In the democratic scheme of things, governments that guarantee free speech through statute should baulk at making domestic copies of the controversial American model to suppress their own citizens. Yet, in the Indian context, there will obviously be keen interest in the two U.S. Bills for their possible replication.
Even now, the Indian Information Technology Act, 2000 contains provisions that would not meet the accepted definition of judicial due process. Orders are issued to technology companies hosting content on websites to remove allegedly offensive or infringing material by officials of the government, circumventing a legal process that involves the courts, as is necessary in the case of traditional media.

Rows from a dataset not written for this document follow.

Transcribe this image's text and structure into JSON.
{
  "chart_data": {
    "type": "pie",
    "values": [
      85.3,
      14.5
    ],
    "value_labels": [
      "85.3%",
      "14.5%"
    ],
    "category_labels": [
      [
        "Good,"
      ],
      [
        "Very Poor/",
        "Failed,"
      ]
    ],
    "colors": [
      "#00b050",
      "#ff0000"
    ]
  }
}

There is also a marked preference among some leading politicians, such as Communications and Information Technology Minister Kapil Sibal, for a purge of websites and social media platforms such as Facebook, of content that is deemed “offensive”, instead of ignoring criticism from the fringe. Google has been asked to remove several items on the ground that they criticise the government or individual politicians. That there are ample provisions in existing law to handle the more egregious cases is conveniently ignored. Protections earlier available to Internet Service Providers against liability for third party content are sought to be weakened systematically. There may be a specific case to remove material that is obviously inflammatory and capable of doing harm, but the policy compass clearly points to a lurking desire for censorship. If SOPA and PIPA were to succeed in America, the move towards copycat laws in India can only be a step away.